It has the potential to be. Not everyone's is. Mine is fluid in the sense that I used to be asexual, and am now pansexual, but it doesn't change from day to day at all.
To give a flat out no is wrong since people are different, but I believe for most people, myself included, sexuality is not fluid.
For straight men the answer has to be yes 9 out of 10. Because 9 out of 10 seem to have no problem with having some sort of sexual contact with me and that has been my whole adult life. The 1 out of 10 I have often wondered if they are the gay ones, but I know some of that 10% are guys I know are happily married, or too old, or I have heard the equipment is not working. June
Mine has always been fluid. Started having sex with guys as an adolescent, years before I was ever with a girl and have been with men all my life. Always found them more exciting and desirable than women.. But got married at 21, had kids by 23. Still married and will be until "death do us part". Women are nice to look at but haven't had sex with one since the early 90s and no desire to. Used to call myself bi but now consider myself a K5. If I weren't married I'd call myself a K6. That sounds like a life time of fluidity to me.
Not usually no. I think it can be...but for most people that fluidity is only a very small percentage...I mean can't imagine Jay-Z or Beyonce ever switching teams...no matter how much i want Beyonce too (hehe) I know straight women who have fooled around...but its never going to go anywhere because they like men. I could never be with a man, but I will admit i've found a man attractive once..thought I dont think it was sexual...so who knows. But I think not.

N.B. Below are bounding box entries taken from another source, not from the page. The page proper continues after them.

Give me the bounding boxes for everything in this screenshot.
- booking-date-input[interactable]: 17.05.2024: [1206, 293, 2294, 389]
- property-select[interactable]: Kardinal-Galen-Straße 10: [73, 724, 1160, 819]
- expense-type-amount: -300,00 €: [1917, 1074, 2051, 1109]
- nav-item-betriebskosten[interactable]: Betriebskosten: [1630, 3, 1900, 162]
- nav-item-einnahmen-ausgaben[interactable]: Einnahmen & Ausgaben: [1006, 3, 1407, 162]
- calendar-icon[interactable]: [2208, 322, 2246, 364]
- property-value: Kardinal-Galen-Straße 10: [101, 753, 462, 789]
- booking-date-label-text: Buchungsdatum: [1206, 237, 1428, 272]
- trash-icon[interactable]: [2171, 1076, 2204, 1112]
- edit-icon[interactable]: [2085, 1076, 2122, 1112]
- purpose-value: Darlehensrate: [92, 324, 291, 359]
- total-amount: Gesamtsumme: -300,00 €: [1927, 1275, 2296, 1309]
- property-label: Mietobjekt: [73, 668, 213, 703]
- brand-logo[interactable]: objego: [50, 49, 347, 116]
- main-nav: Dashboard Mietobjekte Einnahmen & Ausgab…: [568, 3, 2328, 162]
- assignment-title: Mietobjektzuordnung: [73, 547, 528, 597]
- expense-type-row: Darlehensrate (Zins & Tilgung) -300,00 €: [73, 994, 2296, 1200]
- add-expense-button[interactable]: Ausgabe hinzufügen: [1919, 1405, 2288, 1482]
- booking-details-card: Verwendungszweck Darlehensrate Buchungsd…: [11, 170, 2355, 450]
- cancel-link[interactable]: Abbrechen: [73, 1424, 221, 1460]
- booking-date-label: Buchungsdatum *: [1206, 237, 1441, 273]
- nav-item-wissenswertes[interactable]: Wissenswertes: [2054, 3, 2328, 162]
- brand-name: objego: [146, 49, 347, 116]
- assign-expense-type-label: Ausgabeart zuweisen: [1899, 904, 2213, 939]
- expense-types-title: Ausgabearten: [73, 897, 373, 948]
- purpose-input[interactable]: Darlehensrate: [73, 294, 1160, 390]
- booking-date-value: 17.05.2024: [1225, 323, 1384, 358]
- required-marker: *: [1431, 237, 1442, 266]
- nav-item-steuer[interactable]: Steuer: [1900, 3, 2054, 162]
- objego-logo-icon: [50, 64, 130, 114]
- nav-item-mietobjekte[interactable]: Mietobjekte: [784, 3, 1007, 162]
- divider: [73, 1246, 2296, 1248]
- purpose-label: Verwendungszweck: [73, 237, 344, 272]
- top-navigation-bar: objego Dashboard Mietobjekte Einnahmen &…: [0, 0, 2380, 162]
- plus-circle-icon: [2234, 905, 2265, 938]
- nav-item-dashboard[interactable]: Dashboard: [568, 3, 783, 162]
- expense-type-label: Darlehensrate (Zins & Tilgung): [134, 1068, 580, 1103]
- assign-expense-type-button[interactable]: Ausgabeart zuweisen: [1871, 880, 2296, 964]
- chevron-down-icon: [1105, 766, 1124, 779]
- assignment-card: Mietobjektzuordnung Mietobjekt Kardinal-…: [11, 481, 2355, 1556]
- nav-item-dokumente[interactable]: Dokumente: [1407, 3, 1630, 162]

I believe sexuality is fluid.... for some it is more so than for others. Also, I think that if people were more open-minded (I'm mainly talking about straight people here) and would take into account the possibility of sexuality being fluid, there would be a lot more people who'd "discover" same sex attraction. Some may be in denial without even knowing it.
I know that it is fluid for women (including mtf). Studies have been done, and have proven this. I'm not sure about men (including ftm) though... I think theirs is less fluid than us.
Yeah, I do. I think it fluctuates more for some people than others, but no one likes exactly the same thing forever.
And how would you know if it is or isn't for "most people"? OP: It has the potential to be, but to say that it's the case for everyone would be misleading, since there's no way to measure this in precise figures, and there are those who say it doesn't apply to them, anyway.
For some people yeah. Like mine, I thought I was pretty sexual going through my teenage years, but now that my hormones have settled down the thought of sex or any sexual act is repulsive to me. I don't really want to label myself asexual or anything though, because I'm not sure if it'll change again at some point.
For me, it is. I used to be attracted to men and women. I used to want to date someone(guy or woman). Then I had no interest at all in dating, and stopped thinking about sex. Then recently, I began to wonder if I was a lesbian and if I was losing my attraction to men.
I've answered this question somewhere before (maybe I even posted it?). I know that sexuality is fluid for some people, as I myself have experienced it. I know this isn't some figment of my imagination. I also think it is likely women are more fluid than men (why, I don't know). I believe sexual fluidity does exist, but to different extents in different people - in some people it is noticeable, and in others it isn't. Some people may have little or no sexual fluidity.